Lonergan has not directed a feature since “Manchester by the Sea,” his 2016 drama starring Casey Affleck, Michelle Williams, and Lucas Hedges. The film became one of that year’s major awards players, earning Lonergan the Academy Award for Best Original Screenplay and landing six Oscar nominations overall, including Best Picture and Best Director. Before that, he directed “You Can Count on Me” and “Margaret,” two films whose reputations have only grown with time, particularly among viewers drawn to American dramas that are messy, deeply verbal, and emotionally precise.
“Tomorrow Is a Drag” also reunites Lonergan with a couple of familiar collaborators.

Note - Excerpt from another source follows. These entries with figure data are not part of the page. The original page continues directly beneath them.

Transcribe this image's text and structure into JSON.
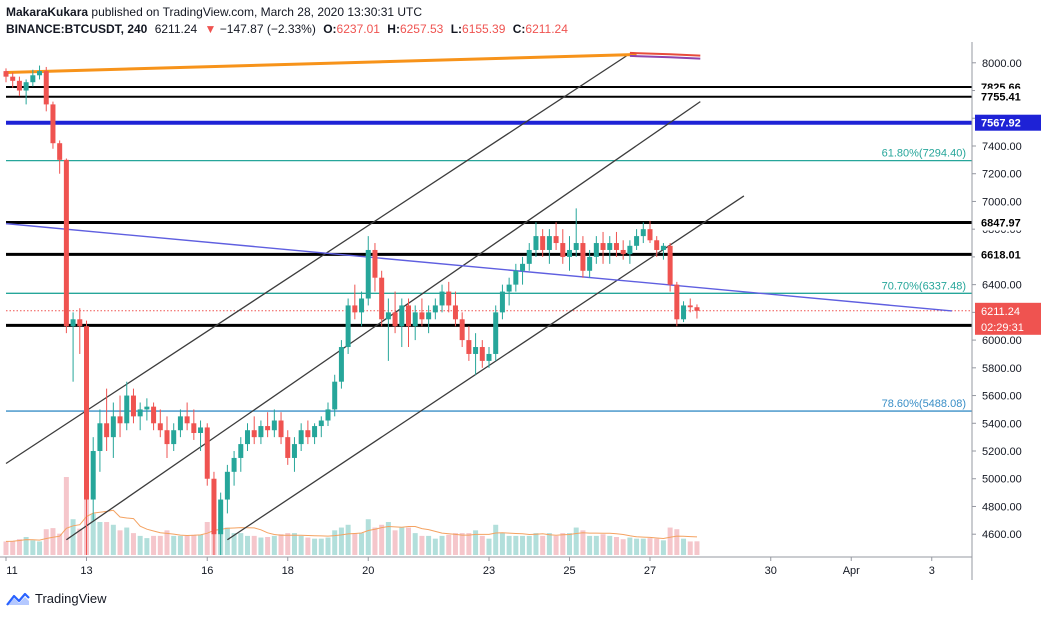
{
  "header": {
    "author": "MakaraKukara",
    "published": "published on TradingView.com, March 28, 2020 13:30:31 UTC",
    "symbol": "BINANCE:BTCUSDT, 240",
    "last": "6211.24",
    "change": "−147.87 (−2.33%)",
    "o_label": "O:",
    "o_value": "6237.01",
    "h_label": "H:",
    "h_value": "6257.53",
    "l_label": "L:",
    "l_value": "6155.39",
    "c_label": "C:",
    "c_value": "6211.24"
  },
  "footer": {
    "brand": "TradingView"
  },
  "colors": {
    "up": "#26a69a",
    "down": "#ef5350",
    "up_volume": "#b2dfdb",
    "down_volume": "#f5c6cb",
    "fib": "#26a69a",
    "fib_786": "#3a8fc7",
    "trendline": "#5f5fe0",
    "blue_level": "#1e22d6",
    "orange": "#f7931a"
  },
  "chart_data": {
    "type": "candlestick",
    "symbol": "BINANCE:BTCUSDT",
    "timeframe": "240",
    "ylim": [
      4450,
      8150
    ],
    "y_ticks": [
      8000,
      7800,
      7600,
      7400,
      7200,
      7000,
      6800,
      6600,
      6400,
      6200,
      6000,
      5800,
      5600,
      5400,
      5200,
      5000,
      4800,
      4600
    ],
    "y_tick_labels": [
      "8000.00",
      "7800.00",
      "7600.00",
      "7400.00",
      "7200.00",
      "7000.00",
      "6800.00",
      "6600.00",
      "6400.00",
      "6200.00",
      "6000.00",
      "5800.00",
      "5600.00",
      "5400.00",
      "5200.00",
      "5000.00",
      "4800.00",
      "4600.00"
    ],
    "x_start": "2020-03-11T00:00",
    "x_end": "2020-04-04T00:00",
    "x_ticks": [
      {
        "t": "2020-03-11T00:00",
        "label": "11"
      },
      {
        "t": "2020-03-13T00:00",
        "label": "13"
      },
      {
        "t": "2020-03-16T00:00",
        "label": "16"
      },
      {
        "t": "2020-03-18T00:00",
        "label": "18"
      },
      {
        "t": "2020-03-20T00:00",
        "label": "20"
      },
      {
        "t": "2020-03-23T00:00",
        "label": "23"
      },
      {
        "t": "2020-03-25T00:00",
        "label": "25"
      },
      {
        "t": "2020-03-27T00:00",
        "label": "27"
      },
      {
        "t": "2020-03-30T00:00",
        "label": "30"
      },
      {
        "t": "2020-04-01T00:00",
        "label": "Apr"
      },
      {
        "t": "2020-04-03T00:00",
        "label": "3"
      }
    ],
    "horizontal_levels": [
      {
        "price": 7825.66,
        "label": "7825.66",
        "style": "black"
      },
      {
        "price": 7755.41,
        "label": "7755.41",
        "style": "black"
      },
      {
        "price": 7567.92,
        "label": "7567.92",
        "style": "blue"
      },
      {
        "price": 6847.97,
        "label": "6847.97",
        "style": "black"
      },
      {
        "price": 6618.01,
        "label": "6618.01",
        "style": "black"
      },
      {
        "price": 6106.07,
        "label": "6106.07",
        "style": "black"
      }
    ],
    "fib_levels": [
      {
        "price": 7294.4,
        "label": "61.80%(7294.40)"
      },
      {
        "price": 6337.48,
        "label": "70.70%(6337.48)"
      },
      {
        "price": 5488.08,
        "label": "78.60%(5488.08)"
      }
    ],
    "last_price": {
      "price": 6211.24,
      "label": "6211.24",
      "countdown": "02:29:31"
    },
    "channels": [
      {
        "p1": {
          "t": "2020-03-11T00:00",
          "price": 5110
        },
        "p2": {
          "t": "2020-03-26T10:00",
          "price": 8050
        }
      },
      {
        "p1": {
          "t": "2020-03-12T12:00",
          "price": 4560
        },
        "p2": {
          "t": "2020-03-28T06:00",
          "price": 7720
        }
      },
      {
        "p1": {
          "t": "2020-03-16T12:00",
          "price": 4560
        },
        "p2": {
          "t": "2020-03-29T08:00",
          "price": 7040
        }
      }
    ],
    "trendline": {
      "p1": {
        "t": "2020-03-11T00:00",
        "price": 6840
      },
      "p2": {
        "t": "2020-04-03T12:00",
        "price": 6210
      }
    },
    "orange_line": {
      "p1": {
        "t": "2020-03-11T00:00",
        "price": 7930
      },
      "p2": {
        "t": "2020-03-26T16:00",
        "price": 8060
      }
    },
    "moving_average_tail": [
      {
        "t": "2020-03-26T12:00",
        "price": 8050
      },
      {
        "t": "2020-03-27T12:00",
        "price": 8040
      },
      {
        "t": "2020-03-28T06:00",
        "price": 8030
      }
    ],
    "candles_4h": [
      {
        "t": "2020-03-11T00:00",
        "o": 7940,
        "h": 7960,
        "l": 7860,
        "c": 7900
      },
      {
        "t": "2020-03-11T04:00",
        "o": 7900,
        "h": 7930,
        "l": 7820,
        "c": 7870
      },
      {
        "t": "2020-03-11T08:00",
        "o": 7870,
        "h": 7900,
        "l": 7760,
        "c": 7800
      },
      {
        "t": "2020-03-11T12:00",
        "o": 7800,
        "h": 7880,
        "l": 7700,
        "c": 7860
      },
      {
        "t": "2020-03-11T16:00",
        "o": 7860,
        "h": 7950,
        "l": 7830,
        "c": 7910
      },
      {
        "t": "2020-03-11T20:00",
        "o": 7910,
        "h": 7980,
        "l": 7880,
        "c": 7940
      },
      {
        "t": "2020-03-12T00:00",
        "o": 7940,
        "h": 7970,
        "l": 7650,
        "c": 7700
      },
      {
        "t": "2020-03-12T04:00",
        "o": 7700,
        "h": 7720,
        "l": 7380,
        "c": 7420
      },
      {
        "t": "2020-03-12T08:00",
        "o": 7420,
        "h": 7440,
        "l": 7200,
        "c": 7300
      },
      {
        "t": "2020-03-12T12:00",
        "o": 7300,
        "h": 7310,
        "l": 6050,
        "c": 6100
      },
      {
        "t": "2020-03-12T16:00",
        "o": 6100,
        "h": 6200,
        "l": 5700,
        "c": 6150
      },
      {
        "t": "2020-03-12T20:00",
        "o": 6150,
        "h": 6230,
        "l": 5900,
        "c": 6100
      },
      {
        "t": "2020-03-13T00:00",
        "o": 6100,
        "h": 6140,
        "l": 4450,
        "c": 4850
      },
      {
        "t": "2020-03-13T04:00",
        "o": 4850,
        "h": 5300,
        "l": 4700,
        "c": 5200
      },
      {
        "t": "2020-03-13T08:00",
        "o": 5200,
        "h": 5500,
        "l": 5050,
        "c": 5400
      },
      {
        "t": "2020-03-13T12:00",
        "o": 5400,
        "h": 5650,
        "l": 5200,
        "c": 5300
      },
      {
        "t": "2020-03-13T16:00",
        "o": 5300,
        "h": 5550,
        "l": 5150,
        "c": 5450
      },
      {
        "t": "2020-03-13T20:00",
        "o": 5450,
        "h": 5600,
        "l": 5300,
        "c": 5400
      },
      {
        "t": "2020-03-14T00:00",
        "o": 5400,
        "h": 5700,
        "l": 5350,
        "c": 5600
      },
      {
        "t": "2020-03-14T04:00",
        "o": 5600,
        "h": 5650,
        "l": 5400,
        "c": 5450
      },
      {
        "t": "2020-03-14T08:00",
        "o": 5450,
        "h": 5550,
        "l": 5350,
        "c": 5500
      },
      {
        "t": "2020-03-14T12:00",
        "o": 5500,
        "h": 5580,
        "l": 5420,
        "c": 5520
      },
      {
        "t": "2020-03-14T16:00",
        "o": 5520,
        "h": 5550,
        "l": 5350,
        "c": 5400
      },
      {
        "t": "2020-03-14T20:00",
        "o": 5400,
        "h": 5500,
        "l": 5300,
        "c": 5350
      },
      {
        "t": "2020-03-15T00:00",
        "o": 5350,
        "h": 5450,
        "l": 5150,
        "c": 5250
      },
      {
        "t": "2020-03-15T04:00",
        "o": 5250,
        "h": 5400,
        "l": 5200,
        "c": 5350
      },
      {
        "t": "2020-03-15T08:00",
        "o": 5350,
        "h": 5500,
        "l": 5300,
        "c": 5450
      },
      {
        "t": "2020-03-15T12:00",
        "o": 5450,
        "h": 5550,
        "l": 5350,
        "c": 5400
      },
      {
        "t": "2020-03-15T16:00",
        "o": 5400,
        "h": 5500,
        "l": 5280,
        "c": 5330
      },
      {
        "t": "2020-03-15T20:00",
        "o": 5330,
        "h": 5420,
        "l": 5200,
        "c": 5370
      },
      {
        "t": "2020-03-16T00:00",
        "o": 5370,
        "h": 5400,
        "l": 4950,
        "c": 5000
      },
      {
        "t": "2020-03-16T04:00",
        "o": 5000,
        "h": 5050,
        "l": 4450,
        "c": 4600
      },
      {
        "t": "2020-03-16T08:00",
        "o": 4600,
        "h": 4900,
        "l": 4450,
        "c": 4850
      },
      {
        "t": "2020-03-16T12:00",
        "o": 4850,
        "h": 5100,
        "l": 4750,
        "c": 5050
      },
      {
        "t": "2020-03-16T16:00",
        "o": 5050,
        "h": 5200,
        "l": 4950,
        "c": 5150
      },
      {
        "t": "2020-03-16T20:00",
        "o": 5150,
        "h": 5300,
        "l": 5050,
        "c": 5250
      },
      {
        "t": "2020-03-17T00:00",
        "o": 5250,
        "h": 5400,
        "l": 5200,
        "c": 5350
      },
      {
        "t": "2020-03-17T04:00",
        "o": 5350,
        "h": 5450,
        "l": 5250,
        "c": 5300
      },
      {
        "t": "2020-03-17T08:00",
        "o": 5300,
        "h": 5420,
        "l": 5250,
        "c": 5380
      },
      {
        "t": "2020-03-17T12:00",
        "o": 5380,
        "h": 5480,
        "l": 5300,
        "c": 5350
      },
      {
        "t": "2020-03-17T16:00",
        "o": 5350,
        "h": 5500,
        "l": 5300,
        "c": 5420
      },
      {
        "t": "2020-03-17T20:00",
        "o": 5420,
        "h": 5480,
        "l": 5250,
        "c": 5300
      },
      {
        "t": "2020-03-18T00:00",
        "o": 5300,
        "h": 5350,
        "l": 5100,
        "c": 5150
      },
      {
        "t": "2020-03-18T04:00",
        "o": 5150,
        "h": 5300,
        "l": 5050,
        "c": 5250
      },
      {
        "t": "2020-03-18T08:00",
        "o": 5250,
        "h": 5400,
        "l": 5200,
        "c": 5350
      },
      {
        "t": "2020-03-18T12:00",
        "o": 5350,
        "h": 5420,
        "l": 5250,
        "c": 5300
      },
      {
        "t": "2020-03-18T16:00",
        "o": 5300,
        "h": 5400,
        "l": 5250,
        "c": 5380
      },
      {
        "t": "2020-03-18T20:00",
        "o": 5380,
        "h": 5450,
        "l": 5300,
        "c": 5420
      },
      {
        "t": "2020-03-19T00:00",
        "o": 5420,
        "h": 5550,
        "l": 5380,
        "c": 5500
      },
      {
        "t": "2020-03-19T04:00",
        "o": 5500,
        "h": 5750,
        "l": 5450,
        "c": 5700
      },
      {
        "t": "2020-03-19T08:00",
        "o": 5700,
        "h": 6000,
        "l": 5650,
        "c": 5950
      },
      {
        "t": "2020-03-19T12:00",
        "o": 5950,
        "h": 6300,
        "l": 5900,
        "c": 6250
      },
      {
        "t": "2020-03-19T16:00",
        "o": 6250,
        "h": 6400,
        "l": 6150,
        "c": 6200
      },
      {
        "t": "2020-03-19T20:00",
        "o": 6200,
        "h": 6350,
        "l": 6100,
        "c": 6300
      },
      {
        "t": "2020-03-20T00:00",
        "o": 6300,
        "h": 6750,
        "l": 6250,
        "c": 6650
      },
      {
        "t": "2020-03-20T04:00",
        "o": 6650,
        "h": 6700,
        "l": 6350,
        "c": 6450
      },
      {
        "t": "2020-03-20T08:00",
        "o": 6450,
        "h": 6500,
        "l": 6100,
        "c": 6150
      },
      {
        "t": "2020-03-20T12:00",
        "o": 6150,
        "h": 6300,
        "l": 5850,
        "c": 6200
      },
      {
        "t": "2020-03-20T16:00",
        "o": 6200,
        "h": 6350,
        "l": 6050,
        "c": 6100
      },
      {
        "t": "2020-03-20T20:00",
        "o": 6100,
        "h": 6300,
        "l": 5950,
        "c": 6250
      },
      {
        "t": "2020-03-21T00:00",
        "o": 6250,
        "h": 6300,
        "l": 5950,
        "c": 6100
      },
      {
        "t": "2020-03-21T04:00",
        "o": 6100,
        "h": 6250,
        "l": 6000,
        "c": 6200
      },
      {
        "t": "2020-03-21T08:00",
        "o": 6200,
        "h": 6300,
        "l": 6100,
        "c": 6150
      },
      {
        "t": "2020-03-21T12:00",
        "o": 6150,
        "h": 6250,
        "l": 6050,
        "c": 6200
      },
      {
        "t": "2020-03-21T16:00",
        "o": 6200,
        "h": 6300,
        "l": 6150,
        "c": 6250
      },
      {
        "t": "2020-03-21T20:00",
        "o": 6250,
        "h": 6400,
        "l": 6200,
        "c": 6350
      },
      {
        "t": "2020-03-22T00:00",
        "o": 6350,
        "h": 6420,
        "l": 6200,
        "c": 6250
      },
      {
        "t": "2020-03-22T04:00",
        "o": 6250,
        "h": 6350,
        "l": 6100,
        "c": 6150
      },
      {
        "t": "2020-03-22T08:00",
        "o": 6150,
        "h": 6200,
        "l": 5950,
        "c": 6000
      },
      {
        "t": "2020-03-22T12:00",
        "o": 6000,
        "h": 6100,
        "l": 5850,
        "c": 5900
      },
      {
        "t": "2020-03-22T16:00",
        "o": 5900,
        "h": 6050,
        "l": 5750,
        "c": 5950
      },
      {
        "t": "2020-03-22T20:00",
        "o": 5950,
        "h": 6000,
        "l": 5800,
        "c": 5850
      },
      {
        "t": "2020-03-23T00:00",
        "o": 5850,
        "h": 5950,
        "l": 5800,
        "c": 5900
      },
      {
        "t": "2020-03-23T04:00",
        "o": 5900,
        "h": 6250,
        "l": 5850,
        "c": 6200
      },
      {
        "t": "2020-03-23T08:00",
        "o": 6200,
        "h": 6400,
        "l": 6150,
        "c": 6350
      },
      {
        "t": "2020-03-23T12:00",
        "o": 6350,
        "h": 6450,
        "l": 6250,
        "c": 6400
      },
      {
        "t": "2020-03-23T16:00",
        "o": 6400,
        "h": 6550,
        "l": 6350,
        "c": 6500
      },
      {
        "t": "2020-03-23T20:00",
        "o": 6500,
        "h": 6600,
        "l": 6400,
        "c": 6550
      },
      {
        "t": "2020-03-24T00:00",
        "o": 6550,
        "h": 6700,
        "l": 6500,
        "c": 6650
      },
      {
        "t": "2020-03-24T04:00",
        "o": 6650,
        "h": 6850,
        "l": 6600,
        "c": 6750
      },
      {
        "t": "2020-03-24T08:00",
        "o": 6750,
        "h": 6800,
        "l": 6600,
        "c": 6650
      },
      {
        "t": "2020-03-24T12:00",
        "o": 6650,
        "h": 6800,
        "l": 6550,
        "c": 6750
      },
      {
        "t": "2020-03-24T16:00",
        "o": 6750,
        "h": 6850,
        "l": 6650,
        "c": 6700
      },
      {
        "t": "2020-03-24T20:00",
        "o": 6700,
        "h": 6800,
        "l": 6550,
        "c": 6600
      },
      {
        "t": "2020-03-25T00:00",
        "o": 6600,
        "h": 6750,
        "l": 6500,
        "c": 6650
      },
      {
        "t": "2020-03-25T04:00",
        "o": 6650,
        "h": 6950,
        "l": 6600,
        "c": 6700
      },
      {
        "t": "2020-03-25T08:00",
        "o": 6700,
        "h": 6750,
        "l": 6450,
        "c": 6500
      },
      {
        "t": "2020-03-25T12:00",
        "o": 6500,
        "h": 6650,
        "l": 6450,
        "c": 6600
      },
      {
        "t": "2020-03-25T16:00",
        "o": 6600,
        "h": 6750,
        "l": 6550,
        "c": 6700
      },
      {
        "t": "2020-03-25T20:00",
        "o": 6700,
        "h": 6780,
        "l": 6550,
        "c": 6650
      },
      {
        "t": "2020-03-26T00:00",
        "o": 6650,
        "h": 6750,
        "l": 6550,
        "c": 6700
      },
      {
        "t": "2020-03-26T04:00",
        "o": 6700,
        "h": 6780,
        "l": 6600,
        "c": 6650
      },
      {
        "t": "2020-03-26T08:00",
        "o": 6650,
        "h": 6720,
        "l": 6580,
        "c": 6620
      },
      {
        "t": "2020-03-26T12:00",
        "o": 6620,
        "h": 6720,
        "l": 6550,
        "c": 6680
      },
      {
        "t": "2020-03-26T16:00",
        "o": 6680,
        "h": 6800,
        "l": 6650,
        "c": 6750
      },
      {
        "t": "2020-03-26T20:00",
        "o": 6750,
        "h": 6850,
        "l": 6700,
        "c": 6800
      },
      {
        "t": "2020-03-27T00:00",
        "o": 6800,
        "h": 6860,
        "l": 6700,
        "c": 6720
      },
      {
        "t": "2020-03-27T04:00",
        "o": 6720,
        "h": 6750,
        "l": 6600,
        "c": 6650
      },
      {
        "t": "2020-03-27T08:00",
        "o": 6650,
        "h": 6700,
        "l": 6580,
        "c": 6680
      },
      {
        "t": "2020-03-27T12:00",
        "o": 6680,
        "h": 6700,
        "l": 6350,
        "c": 6400
      },
      {
        "t": "2020-03-27T16:00",
        "o": 6400,
        "h": 6420,
        "l": 6100,
        "c": 6150
      },
      {
        "t": "2020-03-27T20:00",
        "o": 6150,
        "h": 6280,
        "l": 6130,
        "c": 6250
      },
      {
        "t": "2020-03-28T00:00",
        "o": 6250,
        "h": 6300,
        "l": 6200,
        "c": 6237
      },
      {
        "t": "2020-03-28T04:00",
        "o": 6237.01,
        "h": 6257.53,
        "l": 6155.39,
        "c": 6211.24
      }
    ]
  }
}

Driver recently starred in the 2024 Off-Broadway revival of Lonergan’s play “Hold On to Me Darling,” while Broderick has a longer history with the filmmaker, including roles in “You Can Count on Me,” “Margaret,” and Lonergan’s stage work. Kirby and Plaza are new to the fold, at least on screen, and both suggest a slightly different charge for a Lonergan ensemble: Plaza’s deadpan edge and recent dramatic work, alongside Kirby’s controlled intensity, could make for a fascinating fit within his brand of comic discomfort and buried grief.
Sara Murphy will produce the film through Fat City. No distributor or release date has been announced yet.
Lonergan’s films tend to take their time, both onscreen and off, but the scarcity is part of the weight. In a marketplace where “adult drama” often feels like a euphemism for something small and underfunded, a new Lonergan film with this cast is exactly the kind of Cannes-market news worth celebrating.